Knowm Inc was founded to develop memristive machine learning hardware and promote memristor science.
The Knowm memristor material stack is based on mobile metal ion conduction through a chalcogenide material that has undergone a metal-catalyzed chemical reaction that creates channels which constrain the flow of metal ions. The resistance is related to the amount of metal located within the active channel layer. Doping materials in the active layer enhance and optimize properties such as switching speed, switching energy, endurance, data retention, and incremental sensitivity. Knowm Memristors are available for sale and are shipping worldwide.
Anti-Hebbian and Hebbian (AHaH) computing is a new form of computing based on collections of differential-pair memristor synapses. It has been been shown to offer general solutions to memory, reconfigurable logic and machine learning.
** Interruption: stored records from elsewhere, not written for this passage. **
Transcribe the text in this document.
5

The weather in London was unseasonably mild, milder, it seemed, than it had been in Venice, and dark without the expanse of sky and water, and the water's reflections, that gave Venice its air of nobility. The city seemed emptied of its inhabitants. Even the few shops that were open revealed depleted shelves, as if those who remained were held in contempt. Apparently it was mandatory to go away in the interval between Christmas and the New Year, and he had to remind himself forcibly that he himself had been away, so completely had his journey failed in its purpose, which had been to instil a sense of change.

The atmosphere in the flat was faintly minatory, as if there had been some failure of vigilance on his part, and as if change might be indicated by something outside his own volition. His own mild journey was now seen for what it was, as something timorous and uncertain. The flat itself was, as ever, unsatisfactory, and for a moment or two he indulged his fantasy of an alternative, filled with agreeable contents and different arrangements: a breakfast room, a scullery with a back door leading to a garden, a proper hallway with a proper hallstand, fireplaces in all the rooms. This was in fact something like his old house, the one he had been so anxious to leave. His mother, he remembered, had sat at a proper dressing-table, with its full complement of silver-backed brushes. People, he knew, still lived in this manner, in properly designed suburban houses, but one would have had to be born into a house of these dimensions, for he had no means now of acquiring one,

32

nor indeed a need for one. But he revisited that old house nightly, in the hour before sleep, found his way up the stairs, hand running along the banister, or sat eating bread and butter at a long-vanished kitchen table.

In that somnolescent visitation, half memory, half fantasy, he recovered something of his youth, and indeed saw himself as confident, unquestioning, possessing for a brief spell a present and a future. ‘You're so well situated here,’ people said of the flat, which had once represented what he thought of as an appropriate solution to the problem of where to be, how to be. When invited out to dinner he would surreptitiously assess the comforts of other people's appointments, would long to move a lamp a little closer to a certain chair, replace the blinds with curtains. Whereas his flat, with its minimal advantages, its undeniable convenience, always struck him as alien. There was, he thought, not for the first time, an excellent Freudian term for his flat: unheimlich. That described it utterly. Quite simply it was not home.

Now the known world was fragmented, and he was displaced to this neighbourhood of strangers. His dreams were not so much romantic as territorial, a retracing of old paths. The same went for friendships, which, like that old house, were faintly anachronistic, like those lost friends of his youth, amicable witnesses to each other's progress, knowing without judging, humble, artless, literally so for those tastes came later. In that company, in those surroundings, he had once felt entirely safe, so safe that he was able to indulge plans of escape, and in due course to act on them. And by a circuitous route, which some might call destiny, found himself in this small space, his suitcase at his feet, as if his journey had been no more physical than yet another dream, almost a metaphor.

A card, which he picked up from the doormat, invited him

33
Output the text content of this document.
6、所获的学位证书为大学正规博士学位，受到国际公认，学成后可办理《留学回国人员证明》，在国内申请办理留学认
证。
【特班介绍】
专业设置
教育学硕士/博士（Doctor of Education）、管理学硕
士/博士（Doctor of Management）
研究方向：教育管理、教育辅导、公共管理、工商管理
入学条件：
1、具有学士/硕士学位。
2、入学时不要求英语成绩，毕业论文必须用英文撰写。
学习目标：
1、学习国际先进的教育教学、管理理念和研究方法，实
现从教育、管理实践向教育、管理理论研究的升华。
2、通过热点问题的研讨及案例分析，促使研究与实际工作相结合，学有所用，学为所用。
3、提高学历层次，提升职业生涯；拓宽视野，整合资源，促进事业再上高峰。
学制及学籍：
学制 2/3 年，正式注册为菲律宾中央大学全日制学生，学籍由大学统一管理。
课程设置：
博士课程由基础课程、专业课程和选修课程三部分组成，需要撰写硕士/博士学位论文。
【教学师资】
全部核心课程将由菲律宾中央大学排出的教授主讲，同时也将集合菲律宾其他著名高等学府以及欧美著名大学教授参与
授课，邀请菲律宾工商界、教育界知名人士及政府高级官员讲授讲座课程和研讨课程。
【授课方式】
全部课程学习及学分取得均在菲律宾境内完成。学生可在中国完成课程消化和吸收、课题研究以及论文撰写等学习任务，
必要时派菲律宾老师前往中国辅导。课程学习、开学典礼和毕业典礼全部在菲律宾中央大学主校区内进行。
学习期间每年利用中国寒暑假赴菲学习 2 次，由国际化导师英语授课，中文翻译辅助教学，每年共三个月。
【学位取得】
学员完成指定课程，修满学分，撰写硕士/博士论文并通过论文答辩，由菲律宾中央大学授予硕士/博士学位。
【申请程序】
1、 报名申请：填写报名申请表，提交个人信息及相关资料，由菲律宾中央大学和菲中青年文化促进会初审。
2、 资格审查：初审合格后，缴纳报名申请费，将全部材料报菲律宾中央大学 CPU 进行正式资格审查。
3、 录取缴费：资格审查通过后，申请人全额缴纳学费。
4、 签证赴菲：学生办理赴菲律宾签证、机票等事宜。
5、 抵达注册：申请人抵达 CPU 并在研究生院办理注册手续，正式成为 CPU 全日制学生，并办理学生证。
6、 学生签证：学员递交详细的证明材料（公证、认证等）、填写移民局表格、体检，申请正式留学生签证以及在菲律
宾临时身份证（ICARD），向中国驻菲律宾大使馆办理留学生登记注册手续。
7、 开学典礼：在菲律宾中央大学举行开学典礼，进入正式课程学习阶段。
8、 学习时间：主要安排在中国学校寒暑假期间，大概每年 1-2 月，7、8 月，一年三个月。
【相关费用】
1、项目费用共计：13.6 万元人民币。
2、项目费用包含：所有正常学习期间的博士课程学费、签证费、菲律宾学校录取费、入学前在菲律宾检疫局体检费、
kT-RAM provides a universal synaptic integration and adaptation substrate for AHaH Computing. The kT-RAM architecture allows for drastic reductions of energy associated with machine learning operations by reducing synaptic adaptation and inference to local analog operations and eliminating the need to communicate and convert analog information by reducing communication to sparse spike (integer) streams that directly index kT-RAM memory addresses.
The Knowm API is a software hook to kT-RAM, where machine learning functions have been reduced to kT-RAM instruction set routines.
The kT-RAM Technology Stack is a specification that goes from memristors to machine learning applications. This allows separate groups to specialize at one or more levels of the stack where their strengths and interests align. Improvements at various levels can propagate throughout the whole technology ecosystem, from materials to markets, without any single participant having to bridge the whole stack.